I use a mid-2014 MacBook Pro for web development. I upgraded from Yosemite to El Capitan right after El Captan was released, spent about a day trying to work out issues with Homebrew, Node and some weird graphical glitches in Firefox before I decided it wasn't worth the trouble and reverted back to Yosemite (which I had similar issues with when it was released).
Anyway, I upgraded to El Capitan a second time about 2 weeks ago, and was able to get everything working for the most part. I just upgraded to 10.11.2 yesterday and the computer is running like a slug. Boot / reboot times went from ~15 seconds (with FileVault enabled), to over a minute, and there's a short delay between every UI interaction and the response. SIP apparently messed up permissions again (I'm about to just disable it altogether). I'm thinking maybe a clean install of 10.11.2 might solve some of these issues, but that takes even more time.

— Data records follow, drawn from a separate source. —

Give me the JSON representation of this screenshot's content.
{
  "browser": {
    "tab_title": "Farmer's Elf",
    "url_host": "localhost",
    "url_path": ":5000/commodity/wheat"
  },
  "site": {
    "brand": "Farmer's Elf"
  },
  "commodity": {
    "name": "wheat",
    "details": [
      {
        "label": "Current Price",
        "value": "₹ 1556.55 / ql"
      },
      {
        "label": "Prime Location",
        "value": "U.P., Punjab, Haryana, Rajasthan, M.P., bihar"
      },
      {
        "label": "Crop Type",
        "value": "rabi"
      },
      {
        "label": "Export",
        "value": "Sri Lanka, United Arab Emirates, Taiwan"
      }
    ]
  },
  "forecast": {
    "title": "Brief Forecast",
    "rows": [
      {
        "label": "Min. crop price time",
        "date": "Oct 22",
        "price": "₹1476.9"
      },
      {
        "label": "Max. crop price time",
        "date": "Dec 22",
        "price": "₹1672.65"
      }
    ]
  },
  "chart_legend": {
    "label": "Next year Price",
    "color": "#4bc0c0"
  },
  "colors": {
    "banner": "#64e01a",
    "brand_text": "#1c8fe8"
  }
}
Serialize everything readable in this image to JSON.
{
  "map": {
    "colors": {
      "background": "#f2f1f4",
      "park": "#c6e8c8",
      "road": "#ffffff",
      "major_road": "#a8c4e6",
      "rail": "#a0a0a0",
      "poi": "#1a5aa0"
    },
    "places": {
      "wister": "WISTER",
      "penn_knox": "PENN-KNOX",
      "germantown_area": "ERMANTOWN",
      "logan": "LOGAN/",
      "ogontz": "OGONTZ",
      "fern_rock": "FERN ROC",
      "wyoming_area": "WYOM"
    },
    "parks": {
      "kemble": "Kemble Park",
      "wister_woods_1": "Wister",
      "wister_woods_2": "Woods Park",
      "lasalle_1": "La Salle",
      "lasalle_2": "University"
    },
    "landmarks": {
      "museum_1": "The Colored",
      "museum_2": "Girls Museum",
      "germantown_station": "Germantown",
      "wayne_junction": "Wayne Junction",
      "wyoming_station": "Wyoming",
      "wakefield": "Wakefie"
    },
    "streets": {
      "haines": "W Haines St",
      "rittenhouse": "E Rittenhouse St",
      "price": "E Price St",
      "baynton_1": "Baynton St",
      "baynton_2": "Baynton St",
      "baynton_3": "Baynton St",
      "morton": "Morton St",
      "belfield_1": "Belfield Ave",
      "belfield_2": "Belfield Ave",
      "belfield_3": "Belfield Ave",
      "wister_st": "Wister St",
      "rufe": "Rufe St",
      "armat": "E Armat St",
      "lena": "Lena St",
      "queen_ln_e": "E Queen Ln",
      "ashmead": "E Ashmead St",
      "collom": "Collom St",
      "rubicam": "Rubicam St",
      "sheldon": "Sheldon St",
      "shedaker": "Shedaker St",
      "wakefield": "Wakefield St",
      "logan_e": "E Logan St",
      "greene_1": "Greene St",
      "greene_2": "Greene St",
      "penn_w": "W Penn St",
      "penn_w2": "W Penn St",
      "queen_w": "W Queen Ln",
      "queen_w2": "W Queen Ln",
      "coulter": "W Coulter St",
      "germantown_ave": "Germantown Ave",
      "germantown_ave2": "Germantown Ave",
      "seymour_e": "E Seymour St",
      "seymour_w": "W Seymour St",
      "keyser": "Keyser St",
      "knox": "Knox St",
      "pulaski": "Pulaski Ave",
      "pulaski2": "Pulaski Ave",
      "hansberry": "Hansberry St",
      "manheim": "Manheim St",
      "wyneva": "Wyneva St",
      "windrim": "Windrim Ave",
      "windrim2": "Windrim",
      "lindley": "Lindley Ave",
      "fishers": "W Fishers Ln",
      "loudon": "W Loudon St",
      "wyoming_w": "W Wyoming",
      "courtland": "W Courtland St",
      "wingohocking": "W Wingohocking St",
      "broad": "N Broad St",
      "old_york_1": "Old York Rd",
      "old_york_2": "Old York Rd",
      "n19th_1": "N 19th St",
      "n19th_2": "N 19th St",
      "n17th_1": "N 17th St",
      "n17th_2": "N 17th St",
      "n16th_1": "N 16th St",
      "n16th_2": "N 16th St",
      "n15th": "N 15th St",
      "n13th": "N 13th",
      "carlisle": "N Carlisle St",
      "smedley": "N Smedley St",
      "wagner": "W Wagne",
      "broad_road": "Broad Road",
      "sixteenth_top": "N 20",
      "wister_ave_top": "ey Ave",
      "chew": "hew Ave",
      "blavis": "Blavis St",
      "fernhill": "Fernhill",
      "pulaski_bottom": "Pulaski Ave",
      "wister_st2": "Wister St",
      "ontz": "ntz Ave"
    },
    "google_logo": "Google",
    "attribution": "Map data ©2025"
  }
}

All I know is that I can't remember having a single significant issue prior to Yosemite. It really feels like Apple is growing more and more complacent by the day. From the lack of updates / old hardware in the professional lines (e.g. Mac Pro, MacBook Pro), the lack of upgradability, to the persistent de-evolution of OS X (not to mention iOS, but I digress), it seems they're taking for granted that professional users are in a sense, forced to use Apple products, and thus are directing all product design / marketing at a more mainstream market (I'll still never know what the hell they're trying to accomplish with the wildly impractical nMP).